Getting that time frame into perspective, community group Aged Care Crisis confirmed what residents and the community already know, and which is highlighted by the dereliction of all governments to protect people in aged care. But as the group explained, the interim report fails to highlight why this has happened.
As explained in this column last Friday, issues like aged care and the long list of other mounting issues, all our governments cannot find the cause, the best they offer is a Band-Aid approach.
I am indebted to a column reader who points out that despite the current Reserve Bank governor and many other non-political national leaders hammering this non-descript federal government to get cracking on a national infrastructure program, nothing has emerged. Nor is it likely to.
Our reader sent a short tape that told of the eighth wonder of the world - China's motorway system of 84,000 miles (not kilometres), more than any other country in the world. "We can't even get a railway line into Tullamarine Airport," he added.
All our state and federal governments have no urgency about either understanding or developing infrastructure for a food, agricultural and water security policy; and it is suggested, although it is doubtful that Liberal Party leaders have ever even considered it, development of regionalism by legislating to end further development or growth in our metropolitan cities.

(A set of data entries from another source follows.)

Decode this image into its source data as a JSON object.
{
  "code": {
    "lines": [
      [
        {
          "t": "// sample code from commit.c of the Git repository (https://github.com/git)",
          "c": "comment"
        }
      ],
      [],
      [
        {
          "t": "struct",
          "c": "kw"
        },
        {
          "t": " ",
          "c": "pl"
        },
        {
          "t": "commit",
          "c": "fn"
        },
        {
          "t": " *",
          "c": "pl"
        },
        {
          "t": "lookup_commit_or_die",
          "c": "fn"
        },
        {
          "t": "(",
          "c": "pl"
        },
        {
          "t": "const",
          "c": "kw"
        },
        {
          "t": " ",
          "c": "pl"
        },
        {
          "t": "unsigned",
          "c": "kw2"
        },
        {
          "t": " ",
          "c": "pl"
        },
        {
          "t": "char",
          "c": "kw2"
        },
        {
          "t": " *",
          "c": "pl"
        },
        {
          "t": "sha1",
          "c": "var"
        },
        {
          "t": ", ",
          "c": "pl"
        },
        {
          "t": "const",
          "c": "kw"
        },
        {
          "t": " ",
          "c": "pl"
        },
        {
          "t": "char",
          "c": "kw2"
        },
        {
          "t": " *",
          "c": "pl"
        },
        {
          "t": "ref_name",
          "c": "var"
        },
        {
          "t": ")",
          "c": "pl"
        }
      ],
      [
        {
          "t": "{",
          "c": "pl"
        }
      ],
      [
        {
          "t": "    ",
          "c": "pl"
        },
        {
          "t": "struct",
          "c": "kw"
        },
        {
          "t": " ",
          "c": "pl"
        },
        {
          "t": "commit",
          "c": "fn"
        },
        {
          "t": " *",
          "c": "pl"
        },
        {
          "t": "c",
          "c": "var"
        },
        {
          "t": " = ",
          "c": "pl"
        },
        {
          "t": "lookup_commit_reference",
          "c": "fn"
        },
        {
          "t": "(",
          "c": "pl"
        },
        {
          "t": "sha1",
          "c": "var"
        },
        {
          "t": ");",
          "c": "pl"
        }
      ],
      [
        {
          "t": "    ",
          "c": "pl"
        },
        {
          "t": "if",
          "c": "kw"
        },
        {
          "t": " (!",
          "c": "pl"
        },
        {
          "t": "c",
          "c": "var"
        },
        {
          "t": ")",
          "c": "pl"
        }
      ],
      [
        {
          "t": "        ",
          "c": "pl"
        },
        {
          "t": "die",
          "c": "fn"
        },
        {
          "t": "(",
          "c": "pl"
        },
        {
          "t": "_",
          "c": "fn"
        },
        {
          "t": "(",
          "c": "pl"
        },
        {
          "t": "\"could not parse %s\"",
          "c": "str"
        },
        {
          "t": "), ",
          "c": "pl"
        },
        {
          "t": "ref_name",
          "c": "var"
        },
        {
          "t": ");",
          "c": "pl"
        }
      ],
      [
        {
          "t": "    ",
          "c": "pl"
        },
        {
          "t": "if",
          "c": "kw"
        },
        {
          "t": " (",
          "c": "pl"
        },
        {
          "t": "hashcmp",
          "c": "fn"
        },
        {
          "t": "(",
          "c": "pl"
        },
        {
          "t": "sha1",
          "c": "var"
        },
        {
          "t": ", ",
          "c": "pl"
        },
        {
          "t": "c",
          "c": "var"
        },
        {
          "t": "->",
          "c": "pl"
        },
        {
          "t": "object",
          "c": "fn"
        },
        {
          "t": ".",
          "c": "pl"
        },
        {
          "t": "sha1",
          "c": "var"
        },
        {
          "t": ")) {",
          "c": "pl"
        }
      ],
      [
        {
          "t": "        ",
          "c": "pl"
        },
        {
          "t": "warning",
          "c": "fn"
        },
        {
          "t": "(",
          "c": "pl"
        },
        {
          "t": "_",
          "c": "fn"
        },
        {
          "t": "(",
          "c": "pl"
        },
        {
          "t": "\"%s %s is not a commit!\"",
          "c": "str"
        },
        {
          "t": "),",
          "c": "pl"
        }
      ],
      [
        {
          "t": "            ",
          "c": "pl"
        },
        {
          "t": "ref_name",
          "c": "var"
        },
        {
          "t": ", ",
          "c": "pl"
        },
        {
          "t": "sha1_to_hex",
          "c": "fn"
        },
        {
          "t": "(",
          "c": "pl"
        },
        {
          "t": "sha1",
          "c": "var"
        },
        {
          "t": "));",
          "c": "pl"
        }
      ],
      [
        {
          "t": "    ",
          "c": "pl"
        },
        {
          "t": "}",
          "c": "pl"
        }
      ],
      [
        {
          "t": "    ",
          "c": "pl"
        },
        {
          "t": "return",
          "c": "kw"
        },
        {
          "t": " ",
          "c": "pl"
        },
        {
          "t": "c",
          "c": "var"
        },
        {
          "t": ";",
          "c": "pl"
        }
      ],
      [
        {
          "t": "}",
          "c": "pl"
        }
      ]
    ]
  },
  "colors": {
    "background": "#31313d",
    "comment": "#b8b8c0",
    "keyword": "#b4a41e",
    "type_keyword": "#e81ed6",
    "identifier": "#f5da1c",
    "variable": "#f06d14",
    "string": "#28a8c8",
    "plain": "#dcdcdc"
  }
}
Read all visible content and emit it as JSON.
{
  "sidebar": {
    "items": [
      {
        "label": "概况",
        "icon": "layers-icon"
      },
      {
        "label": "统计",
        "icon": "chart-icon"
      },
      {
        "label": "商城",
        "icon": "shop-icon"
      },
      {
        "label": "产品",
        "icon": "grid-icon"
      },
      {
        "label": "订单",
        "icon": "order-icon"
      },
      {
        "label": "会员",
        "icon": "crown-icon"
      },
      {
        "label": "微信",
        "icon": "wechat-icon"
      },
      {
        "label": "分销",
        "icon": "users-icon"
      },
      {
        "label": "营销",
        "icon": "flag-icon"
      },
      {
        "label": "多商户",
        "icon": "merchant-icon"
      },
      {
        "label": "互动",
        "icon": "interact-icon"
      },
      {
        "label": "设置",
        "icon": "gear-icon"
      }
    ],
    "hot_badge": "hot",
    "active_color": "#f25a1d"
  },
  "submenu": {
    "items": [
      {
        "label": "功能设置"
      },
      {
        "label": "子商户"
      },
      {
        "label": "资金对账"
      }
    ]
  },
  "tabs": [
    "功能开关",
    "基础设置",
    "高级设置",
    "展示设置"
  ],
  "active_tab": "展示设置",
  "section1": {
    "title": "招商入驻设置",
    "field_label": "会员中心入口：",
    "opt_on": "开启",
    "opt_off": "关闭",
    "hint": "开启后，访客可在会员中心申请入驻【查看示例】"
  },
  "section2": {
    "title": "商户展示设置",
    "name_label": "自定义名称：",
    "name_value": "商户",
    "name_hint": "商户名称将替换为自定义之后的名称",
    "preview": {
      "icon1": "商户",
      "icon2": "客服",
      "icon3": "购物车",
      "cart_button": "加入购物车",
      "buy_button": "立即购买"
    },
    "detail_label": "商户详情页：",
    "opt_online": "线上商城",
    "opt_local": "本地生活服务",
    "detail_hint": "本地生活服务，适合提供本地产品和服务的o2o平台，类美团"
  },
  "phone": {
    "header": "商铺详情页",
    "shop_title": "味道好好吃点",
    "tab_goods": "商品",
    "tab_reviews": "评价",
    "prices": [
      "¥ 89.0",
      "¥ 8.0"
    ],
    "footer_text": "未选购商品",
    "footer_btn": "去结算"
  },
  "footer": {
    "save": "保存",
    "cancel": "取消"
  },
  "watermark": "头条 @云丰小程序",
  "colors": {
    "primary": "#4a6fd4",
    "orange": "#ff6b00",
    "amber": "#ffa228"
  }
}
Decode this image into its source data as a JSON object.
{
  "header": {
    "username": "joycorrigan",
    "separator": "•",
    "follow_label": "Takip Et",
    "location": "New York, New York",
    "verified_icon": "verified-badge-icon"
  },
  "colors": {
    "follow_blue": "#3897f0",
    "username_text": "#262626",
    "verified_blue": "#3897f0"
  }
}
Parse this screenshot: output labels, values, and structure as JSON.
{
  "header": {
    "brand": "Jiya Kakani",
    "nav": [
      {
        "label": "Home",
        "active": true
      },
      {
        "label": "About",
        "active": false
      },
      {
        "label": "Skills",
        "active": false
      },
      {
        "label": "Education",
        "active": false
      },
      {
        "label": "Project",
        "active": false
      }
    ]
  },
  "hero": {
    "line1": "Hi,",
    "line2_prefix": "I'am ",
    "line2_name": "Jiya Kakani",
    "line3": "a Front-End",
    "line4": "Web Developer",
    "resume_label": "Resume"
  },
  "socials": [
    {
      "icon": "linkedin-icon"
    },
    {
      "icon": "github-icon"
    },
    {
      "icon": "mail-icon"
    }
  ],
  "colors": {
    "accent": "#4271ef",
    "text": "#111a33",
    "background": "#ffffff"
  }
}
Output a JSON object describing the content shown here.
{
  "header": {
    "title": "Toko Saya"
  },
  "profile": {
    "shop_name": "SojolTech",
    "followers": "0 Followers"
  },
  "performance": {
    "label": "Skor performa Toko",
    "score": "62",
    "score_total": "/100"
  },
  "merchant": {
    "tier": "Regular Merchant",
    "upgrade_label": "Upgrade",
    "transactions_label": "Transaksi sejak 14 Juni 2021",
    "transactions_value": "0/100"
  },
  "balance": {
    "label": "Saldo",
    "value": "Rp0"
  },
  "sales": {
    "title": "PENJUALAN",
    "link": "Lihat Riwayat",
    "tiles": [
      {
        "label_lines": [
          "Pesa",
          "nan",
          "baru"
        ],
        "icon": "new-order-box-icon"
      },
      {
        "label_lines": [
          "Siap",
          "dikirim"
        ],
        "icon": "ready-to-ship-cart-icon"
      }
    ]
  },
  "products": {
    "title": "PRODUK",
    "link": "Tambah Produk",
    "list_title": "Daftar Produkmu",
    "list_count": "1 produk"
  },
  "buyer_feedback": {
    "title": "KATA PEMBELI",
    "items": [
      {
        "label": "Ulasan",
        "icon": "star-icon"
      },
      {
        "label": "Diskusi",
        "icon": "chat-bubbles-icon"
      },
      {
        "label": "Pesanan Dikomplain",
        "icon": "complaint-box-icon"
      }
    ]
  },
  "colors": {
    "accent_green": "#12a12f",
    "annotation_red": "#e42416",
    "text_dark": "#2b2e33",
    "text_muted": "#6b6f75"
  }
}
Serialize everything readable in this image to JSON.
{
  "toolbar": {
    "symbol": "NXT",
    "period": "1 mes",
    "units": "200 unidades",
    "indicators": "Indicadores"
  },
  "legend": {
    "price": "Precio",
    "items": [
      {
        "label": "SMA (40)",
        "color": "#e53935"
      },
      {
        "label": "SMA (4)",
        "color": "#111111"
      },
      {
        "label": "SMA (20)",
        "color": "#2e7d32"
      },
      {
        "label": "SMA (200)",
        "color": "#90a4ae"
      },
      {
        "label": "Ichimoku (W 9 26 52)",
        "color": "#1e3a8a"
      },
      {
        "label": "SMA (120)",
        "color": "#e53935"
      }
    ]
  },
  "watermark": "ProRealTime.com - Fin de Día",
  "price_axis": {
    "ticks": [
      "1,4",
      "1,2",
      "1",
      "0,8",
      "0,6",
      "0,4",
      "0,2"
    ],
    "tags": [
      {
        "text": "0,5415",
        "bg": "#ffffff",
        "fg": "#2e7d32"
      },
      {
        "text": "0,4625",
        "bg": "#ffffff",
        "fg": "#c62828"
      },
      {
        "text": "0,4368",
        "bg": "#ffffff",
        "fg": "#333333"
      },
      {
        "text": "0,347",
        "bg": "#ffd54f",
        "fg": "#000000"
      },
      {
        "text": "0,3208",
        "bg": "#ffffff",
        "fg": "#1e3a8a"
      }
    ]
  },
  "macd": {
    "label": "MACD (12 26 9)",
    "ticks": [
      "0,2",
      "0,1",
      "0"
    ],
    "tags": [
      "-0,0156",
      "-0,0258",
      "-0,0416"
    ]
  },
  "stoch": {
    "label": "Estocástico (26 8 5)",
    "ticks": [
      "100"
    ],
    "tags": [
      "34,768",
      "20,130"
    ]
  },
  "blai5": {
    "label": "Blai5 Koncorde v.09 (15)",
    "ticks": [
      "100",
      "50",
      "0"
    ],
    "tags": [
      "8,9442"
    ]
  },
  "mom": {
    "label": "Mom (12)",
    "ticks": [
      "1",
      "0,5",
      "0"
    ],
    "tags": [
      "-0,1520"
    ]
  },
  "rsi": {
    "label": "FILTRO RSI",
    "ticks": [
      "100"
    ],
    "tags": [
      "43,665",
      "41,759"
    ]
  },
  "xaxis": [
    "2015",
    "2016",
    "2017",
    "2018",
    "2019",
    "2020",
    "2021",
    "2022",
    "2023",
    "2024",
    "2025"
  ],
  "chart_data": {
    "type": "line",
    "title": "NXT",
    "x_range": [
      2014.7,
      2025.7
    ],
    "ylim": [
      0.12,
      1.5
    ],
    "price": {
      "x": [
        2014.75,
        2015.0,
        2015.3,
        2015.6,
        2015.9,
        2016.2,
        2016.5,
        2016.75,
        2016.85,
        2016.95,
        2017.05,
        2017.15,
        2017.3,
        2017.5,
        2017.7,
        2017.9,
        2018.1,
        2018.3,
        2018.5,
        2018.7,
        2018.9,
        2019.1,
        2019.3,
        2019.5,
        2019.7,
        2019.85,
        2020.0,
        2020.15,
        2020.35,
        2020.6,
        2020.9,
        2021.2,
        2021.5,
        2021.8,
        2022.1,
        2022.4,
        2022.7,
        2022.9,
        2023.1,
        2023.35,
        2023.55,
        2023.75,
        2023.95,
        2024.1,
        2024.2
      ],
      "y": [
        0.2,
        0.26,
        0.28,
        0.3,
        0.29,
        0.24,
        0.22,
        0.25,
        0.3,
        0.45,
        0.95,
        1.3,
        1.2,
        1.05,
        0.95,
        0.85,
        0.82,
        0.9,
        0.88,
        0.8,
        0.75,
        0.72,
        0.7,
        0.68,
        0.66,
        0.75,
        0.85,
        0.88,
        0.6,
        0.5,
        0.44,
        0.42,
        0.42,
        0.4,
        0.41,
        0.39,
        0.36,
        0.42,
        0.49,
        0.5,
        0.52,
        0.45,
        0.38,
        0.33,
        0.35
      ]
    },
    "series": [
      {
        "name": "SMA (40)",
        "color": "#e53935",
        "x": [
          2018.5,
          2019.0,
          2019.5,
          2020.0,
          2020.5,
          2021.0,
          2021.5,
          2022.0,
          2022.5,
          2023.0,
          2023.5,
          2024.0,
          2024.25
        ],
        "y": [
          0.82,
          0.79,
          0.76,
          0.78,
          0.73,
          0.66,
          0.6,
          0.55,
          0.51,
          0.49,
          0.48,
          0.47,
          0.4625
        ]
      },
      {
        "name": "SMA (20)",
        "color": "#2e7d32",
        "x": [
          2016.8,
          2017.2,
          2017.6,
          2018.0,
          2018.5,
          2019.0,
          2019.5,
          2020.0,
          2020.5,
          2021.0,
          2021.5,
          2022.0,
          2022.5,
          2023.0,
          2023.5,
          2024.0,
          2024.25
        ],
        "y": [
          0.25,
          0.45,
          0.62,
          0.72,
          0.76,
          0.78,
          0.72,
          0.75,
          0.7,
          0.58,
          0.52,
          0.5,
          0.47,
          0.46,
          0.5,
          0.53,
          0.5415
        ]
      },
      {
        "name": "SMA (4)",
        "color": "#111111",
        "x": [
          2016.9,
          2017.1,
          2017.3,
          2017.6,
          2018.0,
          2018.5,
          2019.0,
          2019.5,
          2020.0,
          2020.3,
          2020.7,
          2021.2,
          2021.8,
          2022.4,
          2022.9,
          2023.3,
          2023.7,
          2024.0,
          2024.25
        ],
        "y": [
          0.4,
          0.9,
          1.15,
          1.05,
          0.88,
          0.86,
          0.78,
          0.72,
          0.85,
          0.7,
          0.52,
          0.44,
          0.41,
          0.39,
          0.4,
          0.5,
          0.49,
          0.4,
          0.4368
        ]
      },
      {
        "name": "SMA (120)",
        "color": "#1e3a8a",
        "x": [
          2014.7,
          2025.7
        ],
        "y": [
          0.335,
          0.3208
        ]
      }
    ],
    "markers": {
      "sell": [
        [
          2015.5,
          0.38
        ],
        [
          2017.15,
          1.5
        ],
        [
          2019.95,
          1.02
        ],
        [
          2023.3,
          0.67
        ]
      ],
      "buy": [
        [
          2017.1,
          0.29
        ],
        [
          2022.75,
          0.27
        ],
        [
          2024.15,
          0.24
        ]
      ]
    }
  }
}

What is it about the fact that water is the nation's most precious resource that these puerile major party politicians do not understand? Or that regionalism infrastructure is the way to go? There's nothing new in all this except that in the last 20 years politicians have sat on their wallets and done little.
Certainly with no plans, policies or ideas about how to do it - or where we, as a nation, are headed.
All our governments cannot find the cause, the best they offer is a Band-Aid approach.
I spent several days last week re-examining old files. In March 2012, Jessica Irvine, writing in the SMH, said: "Minerals are our resources and it is time miners paid more to dig them up.
"Our mining magnates got rich because state governments sold rights to extract Australia's minerals and didn't, as it turns out, charge enough."
To be fair, Kevin Rudd and, especially, Julia Gillard, did try to up the ante on mining magnates and the tax the industry failed to pay. But Bill Shorten and his parliamentary mates ended not only those ideas but the careers of both PMs.
Then this gem from the column's files, from DA letters correspondent Noel Nolte of Coolamon on October 20, 2012: "History has shown that the Liberals do not deserve a place in regional Australia, in fact even the Labor Party of old was capable of better government of regional Australia when a well-remembered Eddie Graham was our local member."
By coincidence, Wagga Labor's local branch will hold the annual Eddie Graham Dinner on November 30 when Ed Husic, one of Labor's brighter young sparks, will be the guest speaker.
Then there was this, sent to me by Ernie Hayes of Lake Cargelligo, with his submission to Rudd's 2020 summit held in 2008, headed "Australia's future is infrastructure and water - populate the inland and the north or we perish".
Ernie attached a handwritten note, "Graham, I prepared this to take to 2020, but like 7000 others we were not far enough up the social scale to get an invite."
Ernie also quoted at that time a statistic from the SMH: "One in five Sydney residents want to go somewhere else".
To which he made this response to the state government: "Solution, build a new dual highway over the Blue Mountains to open up the west of the state."
The party political system is failing Australia at an astonishingly rapid rate.